Selon la maire de Vincennes, la construction de logements sociaux n’est pas la seule solution pour lutter contre la crise du logement : « en France, on aborde le logement social sous le prisme de la construction de logements sociaux supplémentaires, mais on n’aborde pas le sujet de la mobilité au sein des logements ». Un travail plus approfondi en matière de gestion permettrait une mobilité plus efficace au sein des logements sociaux. Elle ajoute qu’« un logement social doit être un logement de passage et ne doit pas être un logement à vie ».

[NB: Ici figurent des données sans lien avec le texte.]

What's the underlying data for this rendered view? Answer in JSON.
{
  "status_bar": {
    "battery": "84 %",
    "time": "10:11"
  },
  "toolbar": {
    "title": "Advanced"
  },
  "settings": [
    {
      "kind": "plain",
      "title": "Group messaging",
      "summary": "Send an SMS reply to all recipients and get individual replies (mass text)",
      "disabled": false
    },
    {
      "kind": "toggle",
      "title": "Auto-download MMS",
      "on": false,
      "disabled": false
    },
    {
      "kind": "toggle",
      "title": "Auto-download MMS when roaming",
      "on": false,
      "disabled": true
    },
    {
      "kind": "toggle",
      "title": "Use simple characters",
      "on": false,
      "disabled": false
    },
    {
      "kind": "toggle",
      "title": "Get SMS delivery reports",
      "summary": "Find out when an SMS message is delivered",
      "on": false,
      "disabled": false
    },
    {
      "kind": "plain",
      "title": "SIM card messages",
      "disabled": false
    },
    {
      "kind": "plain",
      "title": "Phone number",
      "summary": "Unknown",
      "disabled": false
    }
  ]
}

De l’avis du député de Paris, David Amiel, chargé de mission sur les logements des agents publics, la rénovation énergétique est également un moyen d’accroître le nombre de logements sociaux. D’après lui, il faut aller plus loin dans la rénovation énergétique des bâtiments anciens. Mais il est plus complexe de procéder à des rénovations énergétiques dans des logements collectifs ou dans des bâtiments historiques. Le député précise « en matière de rénovation en milieu urbain dense, nous nous retrouverons dans la même impasse que la construction. Je porterai des amendements en ce sens dans le projet de loi sur le logement ».

La construction de logements sociaux est indispensable pour combler les besoins de logements. David Amiel conclut : « nous devons trouver un meilleur équilibre au niveau du logement social ».